1722-06-22, de Voltaire [François Marie Arouet] à Marguerite Madeleine Du Moutier, marquise de Bernières.

Je resterai encor sept ou huit jours à Vilars où je bois du cidre et mange du ris tous les soirs dont je me trouve fort bien; messieurs des gabelles peuvent bien retarder leur afaire de huit jours.
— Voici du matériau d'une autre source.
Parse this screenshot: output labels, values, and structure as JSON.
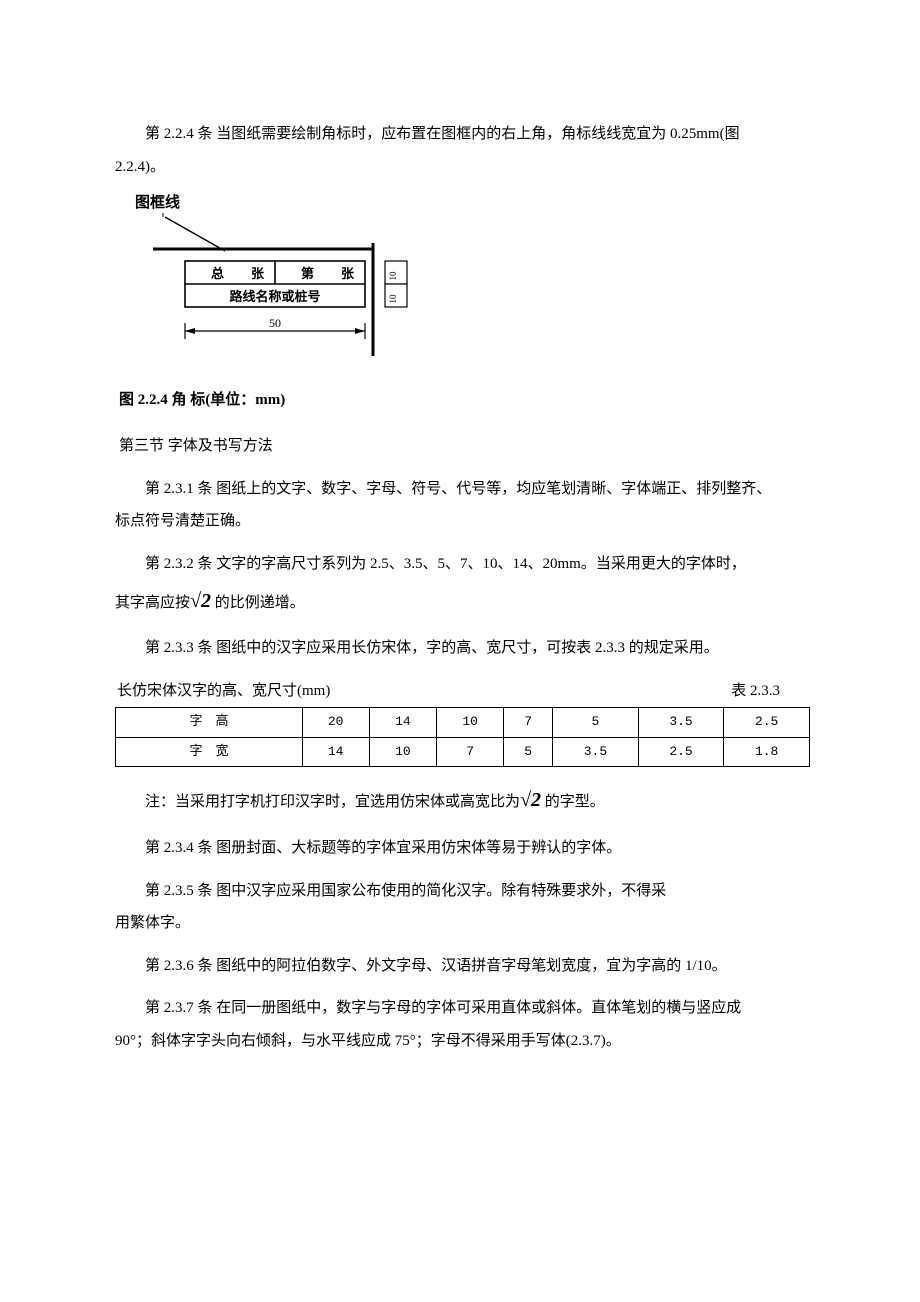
{
  "p224": {
    "prefix": "第 2.2.4 条",
    "text_a": "  当图纸需要绘制角标时，应布置在图框内的右上角，角标线线宽宜为 0.25mm(图",
    "text_b": "2.2.4)。"
  },
  "fig224": {
    "tklabel": "图框线",
    "zong": "总",
    "zhang1": "张",
    "di": "第",
    "zhang2": "张",
    "line2": "路线名称或桩号",
    "dim_w": "50",
    "dim_h1": "10",
    "dim_h2": "10",
    "caption": "图 2.2.4   角     标(单位：mm)"
  },
  "sec3_title": "第三节   字体及书写方法",
  "p231": {
    "prefix": "第 2.3.1 条",
    "text_a": "  图纸上的文字、数字、字母、符号、代号等，均应笔划清晰、字体端正、排列整齐、",
    "text_b": "标点符号清楚正确。"
  },
  "p232": {
    "prefix": "第 2.3.2 条",
    "text_a": "  文字的字高尺寸系列为 2.5、3.5、5、7、10、14、20mm。当采用更大的字体时，",
    "text_b1": "其字高应按",
    "sqrt": "√2",
    "text_b2": " 的比例递增。"
  },
  "p233": {
    "prefix": "第 2.3.3 条",
    "text": "  图纸中的汉字应采用长仿宋体，字的高、宽尺寸，可按表 2.3.3 的规定采用。"
  },
  "table233": {
    "title_left": "长仿宋体汉字的高、宽尺寸(mm)",
    "title_right": "表 2.3.3",
    "rows": [
      {
        "label": "字高",
        "v": [
          "20",
          "14",
          "10",
          "7",
          "5",
          "3.5",
          "2.5"
        ]
      },
      {
        "label": "字宽",
        "v": [
          "14",
          "10",
          "7",
          "5",
          "3.5",
          "2.5",
          "1.8"
        ]
      }
    ]
  },
  "note233": {
    "pre": "注：当采用打字机打印汉字时，宜选用仿宋体或高宽比为",
    "sqrt": "√2",
    "post": " 的字型。"
  },
  "p234": {
    "prefix": "第 2.3.4 条",
    "text": "  图册封面、大标题等的字体宜采用仿宋体等易于辨认的字体。"
  },
  "p235": {
    "prefix": "第 2.3.5 条",
    "text_a": "  图中汉字应采用国家公布使用的简化汉字。除有特殊要求外，不得采",
    "text_b": "用繁体字。"
  },
  "p236": {
    "prefix": "第 2.3.6 条",
    "text": "  图纸中的阿拉伯数字、外文字母、汉语拼音字母笔划宽度，宜为字高的 1/10。"
  },
  "p237": {
    "prefix": "第 2.3.7 条",
    "text_a": "  在同一册图纸中，数字与字母的字体可采用直体或斜体。直体笔划的横与竖应成",
    "text_b": "90°；斜体字字头向右倾斜，与水平线应成 75°；字母不得采用手写体(2.3.7)。"
  },
  "chart_data": {
    "type": "table",
    "title": "长仿宋体汉字的高、宽尺寸(mm) — 表 2.3.3",
    "categories": [
      "20",
      "14",
      "10",
      "7",
      "5",
      "3.5",
      "2.5"
    ],
    "series": [
      {
        "name": "字高",
        "values": [
          20,
          14,
          10,
          7,
          5,
          3.5,
          2.5
        ]
      },
      {
        "name": "字宽",
        "values": [
          14,
          10,
          7,
          5,
          3.5,
          2.5,
          1.8
        ]
      }
    ]
  }
}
La personne que vous savez a parole réitérée de mr le régent pour la plus grande afaire. Vous devriez bien remettre le soupé à mon retour. Je suis fâché de la justice qu'on a rendue à la petite Livri. Si on faisoit dans tous les corps ce qu'on vient de faire à la comédie, il me parait qu'il resterait peu de monde en place. Je fais à peu près la même réforme dans mon poëme; je suis occupé à en chasser tous les mauvais vers. C'est une opération un peu longue, mais j'espère que je la terminerai à la Riviere Bourdet. Je vous fais mes complimens de la vie dissipée que vous menez; je voudrois bien en pouvoir faire autant, mais dans le malheur où je suis d'avoir une santé et une tête de linotte, je ne pouvois avoir de plus grande consolation que la bonté que vous avez eüe d'éguaier mon régime par la compagnie que vous m'avez tenue à Paris; vous pouvez compter que je n'oublierai de ma vie Les marques que j'ai reçues de votre amitié et que je vous serai toujours très tendrement attaché.